Define "stop". Define "Application". The process may linger around forever, but it'll simply sleep and wait until one of its activities is started.
It's impossible for an activity to exist without being instantiated.
Every code executed runs in a process, so there's always one process for your app. The process will continue to exist after you switch to a different app, but it'll be in sleeping state. Android could at any time kill the process if system resources run low.
Every time you rotate the screen, your activity will be destroyed and recreated, unless you specifically disable that.
I have an application with many forms implemented as separate activities. The form variables are dynamically built based on a database, and there are a ton of variables in the C++ side of the application (accessed via JNI).
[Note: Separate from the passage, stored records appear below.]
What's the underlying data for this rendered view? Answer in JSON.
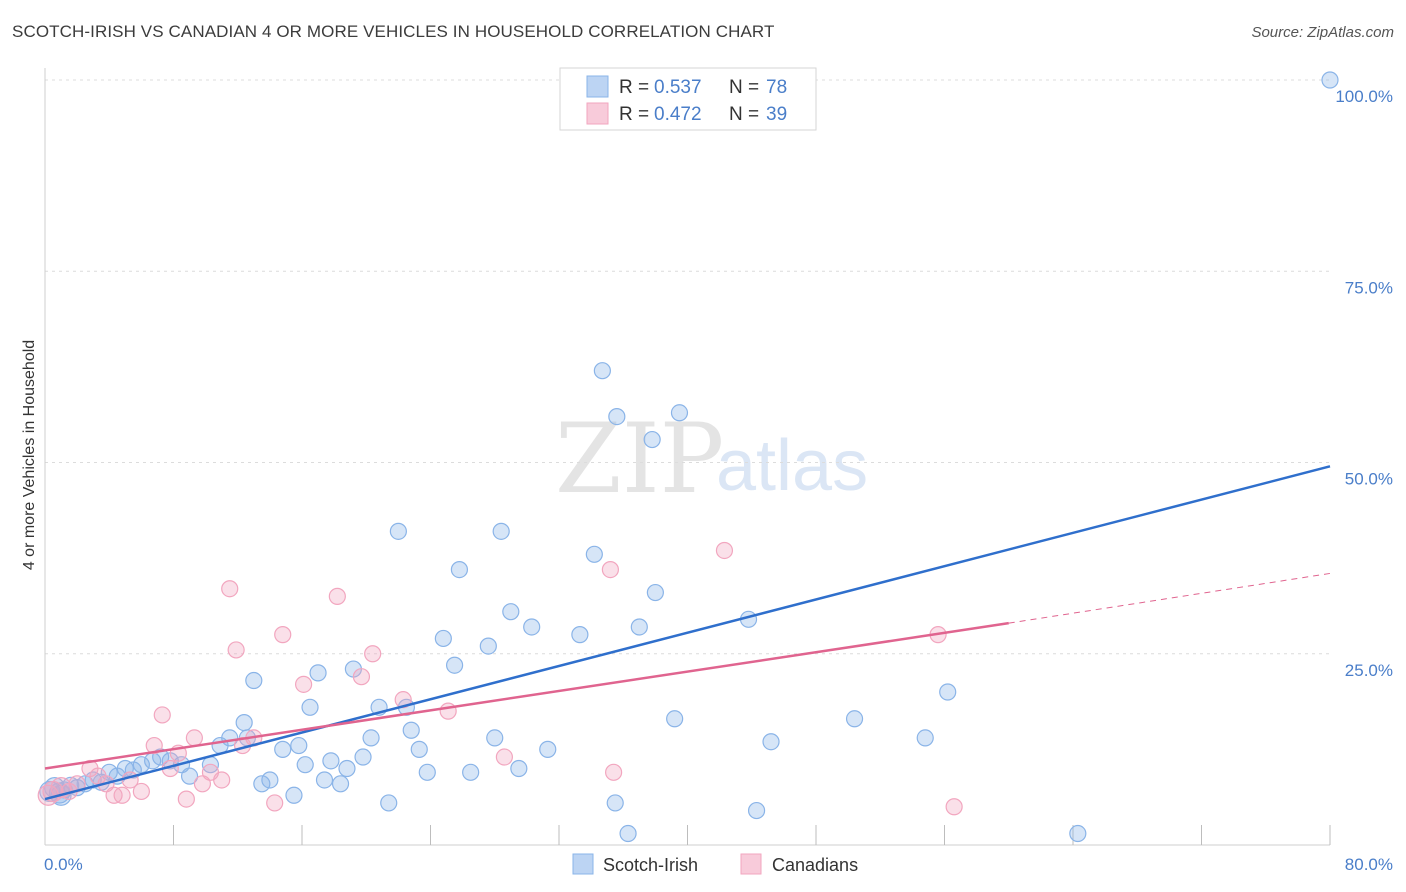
{
  "header": {
    "title": "SCOTCH-IRISH VS CANADIAN 4 OR MORE VEHICLES IN HOUSEHOLD CORRELATION CHART",
    "source": "Source: ZipAtlas.com"
  },
  "watermark": {
    "zip": "ZIP",
    "atlas": "atlas"
  },
  "chart_data": {
    "type": "scatter",
    "ylabel": "4 or more Vehicles in Household",
    "xlim": [
      0,
      80
    ],
    "ylim": [
      0,
      100
    ],
    "x_tick_labels": [
      "0.0%",
      "80.0%"
    ],
    "y_ticks": [
      25,
      50,
      75,
      100
    ],
    "y_tick_labels": [
      "25.0%",
      "50.0%",
      "75.0%",
      "100.0%"
    ],
    "grid": "horizontal dashed",
    "legend_position": "top-center",
    "legend": [
      {
        "r_label": "R = ",
        "r_value": "0.537",
        "n_label": "N = ",
        "n_value": "78"
      },
      {
        "r_label": "R = ",
        "r_value": "0.472",
        "n_label": "N = ",
        "n_value": "39"
      }
    ],
    "series": [
      {
        "name": "Scotch-Irish",
        "color": "#8ab4e8",
        "line_color": "#2f6fcc",
        "trend": {
          "x0": 0,
          "y0": 6,
          "x1": 80,
          "y1": 49.5
        },
        "points": [
          [
            0.3,
            7
          ],
          [
            0.6,
            7.5
          ],
          [
            0.9,
            6.8
          ],
          [
            1.2,
            7.2
          ],
          [
            1.6,
            7.8
          ],
          [
            2,
            7.5
          ],
          [
            2.5,
            8
          ],
          [
            3,
            8.5
          ],
          [
            3.5,
            8.2
          ],
          [
            4,
            9.5
          ],
          [
            4.5,
            9
          ],
          [
            5,
            10
          ],
          [
            5.5,
            9.8
          ],
          [
            6,
            10.5
          ],
          [
            6.7,
            11
          ],
          [
            7.2,
            11.5
          ],
          [
            7.8,
            11
          ],
          [
            8.5,
            10.5
          ],
          [
            9,
            9
          ],
          [
            10.3,
            10.5
          ],
          [
            10.9,
            13
          ],
          [
            11.5,
            14
          ],
          [
            12.4,
            16
          ],
          [
            12.6,
            14
          ],
          [
            13,
            21.5
          ],
          [
            13.5,
            8
          ],
          [
            14,
            8.5
          ],
          [
            14.8,
            12.5
          ],
          [
            15.5,
            6.5
          ],
          [
            15.8,
            13
          ],
          [
            16.2,
            10.5
          ],
          [
            16.5,
            18
          ],
          [
            17,
            22.5
          ],
          [
            17.4,
            8.5
          ],
          [
            17.8,
            11
          ],
          [
            18.4,
            8
          ],
          [
            18.8,
            10
          ],
          [
            19.2,
            23
          ],
          [
            19.8,
            11.5
          ],
          [
            20.3,
            14
          ],
          [
            20.8,
            18
          ],
          [
            21.4,
            5.5
          ],
          [
            22,
            41
          ],
          [
            22.5,
            18
          ],
          [
            22.8,
            15
          ],
          [
            23.3,
            12.5
          ],
          [
            23.8,
            9.5
          ],
          [
            24.8,
            27
          ],
          [
            25.5,
            23.5
          ],
          [
            25.8,
            36
          ],
          [
            26.5,
            9.5
          ],
          [
            27.6,
            26
          ],
          [
            28,
            14
          ],
          [
            28.4,
            41
          ],
          [
            29,
            30.5
          ],
          [
            29.5,
            10
          ],
          [
            30.3,
            28.5
          ],
          [
            31.3,
            12.5
          ],
          [
            33.3,
            27.5
          ],
          [
            34.2,
            38
          ],
          [
            34.7,
            62
          ],
          [
            35.5,
            5.5
          ],
          [
            35.6,
            56
          ],
          [
            36.3,
            1.5
          ],
          [
            37,
            28.5
          ],
          [
            37.8,
            53
          ],
          [
            38,
            33
          ],
          [
            39.2,
            16.5
          ],
          [
            39.5,
            56.5
          ],
          [
            43.8,
            29.5
          ],
          [
            44.3,
            4.5
          ],
          [
            45.2,
            13.5
          ],
          [
            50.4,
            16.5
          ],
          [
            54.8,
            14
          ],
          [
            56.2,
            20
          ],
          [
            64.3,
            1.5
          ],
          [
            80,
            100
          ],
          [
            1,
            6.5
          ]
        ]
      },
      {
        "name": "Canadians",
        "color": "#f2a6bf",
        "line_color": "#e0648f",
        "trend": {
          "x0": 0,
          "y0": 10,
          "x1": 60,
          "y1": 29
        },
        "trend_ext": {
          "x0": 60,
          "y0": 29,
          "x1": 80,
          "y1": 35.5
        },
        "points": [
          [
            0.5,
            7
          ],
          [
            1,
            7.5
          ],
          [
            1.5,
            7
          ],
          [
            2,
            8
          ],
          [
            2.8,
            10
          ],
          [
            3.3,
            9
          ],
          [
            3.8,
            8
          ],
          [
            4.3,
            6.5
          ],
          [
            4.8,
            6.5
          ],
          [
            5.3,
            8.5
          ],
          [
            6,
            7
          ],
          [
            6.8,
            13
          ],
          [
            7.3,
            17
          ],
          [
            7.8,
            10
          ],
          [
            8.3,
            12
          ],
          [
            8.8,
            6
          ],
          [
            9.3,
            14
          ],
          [
            9.8,
            8
          ],
          [
            10.3,
            9.5
          ],
          [
            11,
            8.5
          ],
          [
            11.5,
            33.5
          ],
          [
            11.9,
            25.5
          ],
          [
            12.3,
            13
          ],
          [
            13,
            14
          ],
          [
            14.3,
            5.5
          ],
          [
            14.8,
            27.5
          ],
          [
            16.1,
            21
          ],
          [
            18.2,
            32.5
          ],
          [
            19.7,
            22
          ],
          [
            20.4,
            25
          ],
          [
            22.3,
            19
          ],
          [
            25.1,
            17.5
          ],
          [
            28.6,
            11.5
          ],
          [
            35.2,
            36
          ],
          [
            35.4,
            9.5
          ],
          [
            42.3,
            38.5
          ],
          [
            55.6,
            27.5
          ],
          [
            56.6,
            5
          ],
          [
            0.2,
            6.5
          ]
        ]
      }
    ]
  }
}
I don't see how saving out all of this data to persistent storage each time the onPause() or the onSaveInstanceState() of one of these many activities goes into the background is a smart use of processor time. And I don't see how even if I save the local variables for each activity during that time I'd be able to restore a single activity within the context of all the others.
I have set up a service that auto saves the files when I detect that the app has gone into the background. (I set a time stamp when onPause() is called in any activity and then clear the time stamp when onResume() is called on any other activity. If the time elapsed is more than a few seconds, I know I'm not the top activity any longer and the service saves the files).
What I'd like to do is continue on as normal unless the OS kills one of my activities. Since we don't always get notified of this, I thought it would be nice if there were a way to tell the OS that I'd rather you kill the whole app than just one activity.
Thanks in advance!
Setting clearTaskOnLaunch="true" in the manifest's <activity> tag for the root Activity combined with settingnoHistory="true"` in all the activities's tag should do what you are looking for.